Moving manufacturing from Asia to Mexico makes economic sense


Moving manufacturing from Asia to Mexico is a trend that has established itself over the past several years.

This is due to a number of factors, but is primarily a function of the fact that, according to the Brookings Institute, “Asia’s wages are rising and no longer represent an overwhelming advantage for labor intensive industries.” While in the year 2000, the fully loaded Asian manufacturing wage was a mere sixty cents, by the close of 2012 it had risen to US $3.50. Although the average Mexican wage in the manufacturing sector stands today in the vicinity of US $3.50, some, including the Boston Consulting Group, contend that, when per hour productivity is taken into account, Asian wages top those of Mexico.

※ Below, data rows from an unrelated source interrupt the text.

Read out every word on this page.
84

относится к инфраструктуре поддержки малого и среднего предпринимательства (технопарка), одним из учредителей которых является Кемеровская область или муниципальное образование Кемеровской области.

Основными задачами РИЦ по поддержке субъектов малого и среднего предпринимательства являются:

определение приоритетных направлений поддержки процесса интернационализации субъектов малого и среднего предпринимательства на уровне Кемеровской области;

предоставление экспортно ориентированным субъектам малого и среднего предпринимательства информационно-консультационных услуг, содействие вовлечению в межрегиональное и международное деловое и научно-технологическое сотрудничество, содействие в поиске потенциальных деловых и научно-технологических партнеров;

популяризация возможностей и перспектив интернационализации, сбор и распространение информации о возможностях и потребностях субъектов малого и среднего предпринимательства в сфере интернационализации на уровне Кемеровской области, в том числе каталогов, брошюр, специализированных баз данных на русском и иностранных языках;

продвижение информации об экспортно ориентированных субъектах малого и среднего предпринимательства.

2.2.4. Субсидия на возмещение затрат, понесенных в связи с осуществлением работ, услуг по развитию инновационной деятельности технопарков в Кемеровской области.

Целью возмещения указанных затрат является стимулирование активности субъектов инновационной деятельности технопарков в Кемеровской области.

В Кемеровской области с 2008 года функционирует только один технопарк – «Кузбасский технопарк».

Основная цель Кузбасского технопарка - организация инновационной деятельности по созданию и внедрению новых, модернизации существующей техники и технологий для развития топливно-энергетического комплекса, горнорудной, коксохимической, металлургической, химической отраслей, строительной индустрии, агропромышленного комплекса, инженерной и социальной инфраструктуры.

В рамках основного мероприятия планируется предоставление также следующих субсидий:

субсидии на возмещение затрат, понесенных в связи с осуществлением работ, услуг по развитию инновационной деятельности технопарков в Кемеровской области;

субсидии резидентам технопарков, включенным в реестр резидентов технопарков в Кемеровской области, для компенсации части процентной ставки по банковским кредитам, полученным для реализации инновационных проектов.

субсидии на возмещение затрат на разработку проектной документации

Wage increases are not the only reason why companies are moving manufacturing from Asia to Mexico. In addition to having become an emerging country manufacturing powerhouse, (Mexico exports more manufactured goods than the rest of Latin America combined), the county’s proximity to the United States gives it several distinct advantages over its Far East competitor:

  • Companies ship from Mexico to the U.S. and Canada quicker, and at a much lower cost, than is possible from Asia.

  • Proximity to the U.S. and Canada enables manufacturers in Mexico to make just in time deliveries in North America

  • While Mexico is once again becoming price competitive for high volume production, there is no better industrial location from which to do low-cost, customized manufacturing.

  • Being in the same time zones allows U.S. and Canadian designers and engineers coordinate their activities with their Mexican production teams.

  • Obtaining a visa and enduring a sixteen hour flight is not necessary should U.S. and Canadian personnel have a physical need to be in a Mexican facility.

  • In addition to transportation expense, a Mexican location also cuts inventory cost. At any given time, companies that produce in Asia for consumers in North America have significant stocks of goods in transit across the sea.

  • There are no duties or tariffs imposed upon goods traded between NAFTA signatory countries.

  • Mexicans, Canadians and Americans are more attuned to and comfortable with each others’ culture than is the case with that of Asia.

  • Asian intellectual property (IP) protection laws are notoriously porous, while Mexican IP laws function in much the same way that similar statutes do in the United States and Canada.

Moving manufacturing from Asia to Mexico will most likely continue to be a trend for the foreseeable future. The Asa governments have made the strategic decision to pursue policies that will result in ever higher wages for their populations. Officials see the next stage of their economic development as one which is fueled by the creation of a vibrant domestic consumer based economy. As a consequence, Asian economic planners have made a conscious decision that will result in the loss of lower wage and lower margin manufacturing to other countries. The logical choice of where to manufacture goods for the United States that fall into this class is, of course, Mexico.  Mexico site selection offers broad choices for companies seeking a low-cost production venue.